NASA(アメリカ航空宇宙局)の火星ローバー(探査車)パーサヴィアランス(Perseverance)が、2021年2月18日午後3時55分(アメリカ東部標準時。日本時間19日午前5時55分。以降の時刻は日本時間で示します)にいよいよ火星に着陸する予定です。冒頭のイラストは、パーサヴィアランスを搭載したカプセルが火星の大気圏を降下しているようすです。
パーサヴィアランスは、火星のジェゼロ・クレーターに着陸します。ジェゼロ・クレーターは、かつて水をたたえた湖だった場所で、クレーターに流入する川によってデルタ地帯が形成されました。パーサヴィアランスは、そのデルタ地帯付近に着陸します。

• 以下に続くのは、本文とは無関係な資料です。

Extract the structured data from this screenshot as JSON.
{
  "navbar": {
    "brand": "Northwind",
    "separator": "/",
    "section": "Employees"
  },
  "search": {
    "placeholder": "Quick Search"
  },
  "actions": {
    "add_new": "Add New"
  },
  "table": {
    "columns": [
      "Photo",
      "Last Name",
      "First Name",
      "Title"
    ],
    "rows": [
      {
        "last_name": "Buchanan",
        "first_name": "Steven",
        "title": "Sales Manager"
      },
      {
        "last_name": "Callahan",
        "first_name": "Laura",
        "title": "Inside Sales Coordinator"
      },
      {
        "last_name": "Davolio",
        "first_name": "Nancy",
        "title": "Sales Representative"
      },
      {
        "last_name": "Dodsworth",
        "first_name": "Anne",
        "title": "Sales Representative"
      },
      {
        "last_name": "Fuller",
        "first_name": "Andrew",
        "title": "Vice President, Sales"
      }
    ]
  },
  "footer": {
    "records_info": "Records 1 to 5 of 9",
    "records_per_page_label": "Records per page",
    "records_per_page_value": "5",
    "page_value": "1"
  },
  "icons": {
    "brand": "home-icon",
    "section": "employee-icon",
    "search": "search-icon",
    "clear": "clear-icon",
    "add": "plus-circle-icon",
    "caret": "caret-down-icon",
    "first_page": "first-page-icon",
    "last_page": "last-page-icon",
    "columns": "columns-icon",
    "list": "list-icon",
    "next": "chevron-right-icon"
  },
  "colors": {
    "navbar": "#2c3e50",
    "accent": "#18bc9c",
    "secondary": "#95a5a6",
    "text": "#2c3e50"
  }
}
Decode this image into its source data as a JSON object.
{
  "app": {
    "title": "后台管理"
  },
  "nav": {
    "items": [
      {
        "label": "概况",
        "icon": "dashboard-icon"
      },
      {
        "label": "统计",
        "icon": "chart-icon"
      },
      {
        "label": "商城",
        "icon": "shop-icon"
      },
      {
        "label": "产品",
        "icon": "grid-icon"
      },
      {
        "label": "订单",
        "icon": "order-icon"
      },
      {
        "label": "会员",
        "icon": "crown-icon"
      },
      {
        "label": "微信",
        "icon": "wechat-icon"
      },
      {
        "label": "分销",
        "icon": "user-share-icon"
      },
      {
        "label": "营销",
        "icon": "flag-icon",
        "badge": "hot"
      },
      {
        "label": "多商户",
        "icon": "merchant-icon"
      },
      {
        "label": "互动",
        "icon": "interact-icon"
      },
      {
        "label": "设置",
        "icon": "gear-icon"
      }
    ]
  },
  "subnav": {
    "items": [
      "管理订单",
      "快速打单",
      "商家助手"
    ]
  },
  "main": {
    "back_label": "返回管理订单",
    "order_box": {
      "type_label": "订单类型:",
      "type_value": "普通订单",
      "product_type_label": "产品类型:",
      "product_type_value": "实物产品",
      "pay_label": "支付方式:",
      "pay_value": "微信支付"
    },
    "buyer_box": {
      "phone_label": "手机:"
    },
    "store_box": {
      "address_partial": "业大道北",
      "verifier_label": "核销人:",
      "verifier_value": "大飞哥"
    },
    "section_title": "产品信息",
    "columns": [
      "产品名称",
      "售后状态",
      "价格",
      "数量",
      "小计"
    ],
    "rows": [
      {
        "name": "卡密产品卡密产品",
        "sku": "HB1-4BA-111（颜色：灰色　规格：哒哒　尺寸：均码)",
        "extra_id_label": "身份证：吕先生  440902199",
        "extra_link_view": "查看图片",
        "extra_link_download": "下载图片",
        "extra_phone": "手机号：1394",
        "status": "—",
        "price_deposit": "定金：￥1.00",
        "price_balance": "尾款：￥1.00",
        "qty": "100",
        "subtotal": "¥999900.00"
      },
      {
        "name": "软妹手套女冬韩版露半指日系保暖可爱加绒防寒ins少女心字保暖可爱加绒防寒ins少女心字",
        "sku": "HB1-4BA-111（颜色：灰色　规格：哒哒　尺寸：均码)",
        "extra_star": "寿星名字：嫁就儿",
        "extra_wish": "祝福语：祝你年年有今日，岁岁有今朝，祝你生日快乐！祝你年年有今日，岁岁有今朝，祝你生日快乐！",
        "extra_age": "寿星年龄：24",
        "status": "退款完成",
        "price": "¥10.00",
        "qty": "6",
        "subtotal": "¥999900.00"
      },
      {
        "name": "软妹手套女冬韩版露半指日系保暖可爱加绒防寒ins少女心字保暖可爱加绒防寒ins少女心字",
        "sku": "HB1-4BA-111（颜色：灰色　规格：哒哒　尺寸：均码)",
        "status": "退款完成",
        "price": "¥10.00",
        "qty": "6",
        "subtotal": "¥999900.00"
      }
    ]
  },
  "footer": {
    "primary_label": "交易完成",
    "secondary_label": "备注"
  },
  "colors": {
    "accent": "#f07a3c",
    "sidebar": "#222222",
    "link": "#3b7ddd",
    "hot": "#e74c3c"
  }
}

この動画は、パーサヴィアランスの着陸のようすを再現したものです。
以下、着陸のようすを簡単に紹介しましょう。なお書いてある時刻は、地球で信号を受け取る時刻です。火星からの信号が地球に届くのに時間がかかるため、それぞれのイベントは、火星ではここに示している時刻よりも11分22秒前に起きています。
午前5時38分、パーサヴィアランスを地球から火星へ運ぶために使われたクルーズ・ステージを分離、5時48分には時速約1万9500kmで火星の大気圏に突入します。大気圏に突入したカプセルの下部は、空力加熱により5時49分には1300℃まで温度が上昇します。

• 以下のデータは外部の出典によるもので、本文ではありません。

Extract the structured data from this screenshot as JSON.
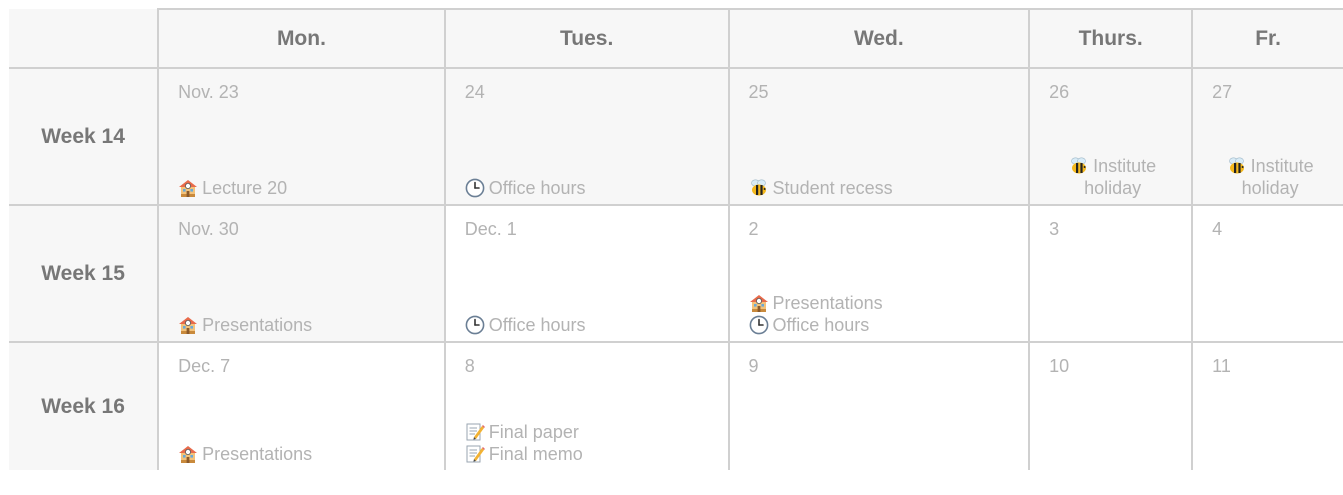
{
  "header": {
    "corner": "",
    "days": [
      "Mon.",
      "Tues.",
      "Wed.",
      "Thurs.",
      "Fr."
    ]
  },
  "weeks": [
    {
      "label": "Week 14",
      "cells": [
        {
          "date": "Nov. 23",
          "events": [
            {
              "icon": "school-icon",
              "text": "Lecture 20"
            }
          ]
        },
        {
          "date": "24",
          "events": [
            {
              "icon": "clock-icon",
              "text": "Office hours"
            }
          ]
        },
        {
          "date": "25",
          "events": [
            {
              "icon": "bee-icon",
              "text": "Student recess"
            }
          ]
        },
        {
          "date": "26",
          "events": [
            {
              "icon": "bee-icon",
              "text": "Institute holiday"
            }
          ]
        },
        {
          "date": "27",
          "events": [
            {
              "icon": "bee-icon",
              "text": "Institute holiday"
            }
          ]
        }
      ]
    },
    {
      "label": "Week 15",
      "cells": [
        {
          "date": "Nov. 30",
          "events": [
            {
              "icon": "school-icon",
              "text": "Presentations"
            }
          ]
        },
        {
          "date": "Dec. 1",
          "events": [
            {
              "icon": "clock-icon",
              "text": "Office hours"
            }
          ]
        },
        {
          "date": "2",
          "events": [
            {
              "icon": "school-icon",
              "text": "Presentations"
            },
            {
              "icon": "clock-icon",
              "text": "Office hours"
            }
          ]
        },
        {
          "date": "3",
          "events": []
        },
        {
          "date": "4",
          "events": []
        }
      ]
    },
    {
      "label": "Week 16",
      "cells": [
        {
          "date": "Dec. 7",
          "events": [
            {
              "icon": "school-icon",
              "text": "Presentations"
            }
          ]
        },
        {
          "date": "8",
          "events": [
            {
              "icon": "memo-icon",
              "text": "Final paper"
            },
            {
              "icon": "memo-icon",
              "text": "Final memo"
            }
          ]
        },
        {
          "date": "9",
          "events": []
        },
        {
          "date": "10",
          "events": []
        },
        {
          "date": "11",
          "events": []
        }
      ]
    }
  ],
  "colors": {
    "border": "#d0d0d0",
    "header_background": "#f7f7f7",
    "header_text": "#777777",
    "faded_text": "#b3b3b3"
  }
}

5時52分ごろにはパラシュートを展開する予定です。パラシュート展開の約20秒後、カプセルの底部を分離します。5時54分にはカプセルの後部が、ジェットパック(降下ステージ)とローバーから分離されます。ジェットパックは逆推進ロケットを使って減速しつつ着陸地点へ向かいます。最後にナイロン製のロープで吊り下げながらローバーを火星表面に着陸させます。
なお火星への着陸時、パーサヴィアランスでは「地形照合航法(Terrain Relative Navigation)」という新しい技術が使われます。これは大気中を降下しているときに火星表面を撮影し、それを機体に保存してある地図と照らし合わせ、必要に応じて進路を変更する技術です。
※Perseveranceは媒体によって「パーセベランス」「パーシビアランス」「パーセヴェランス」などと表記されています。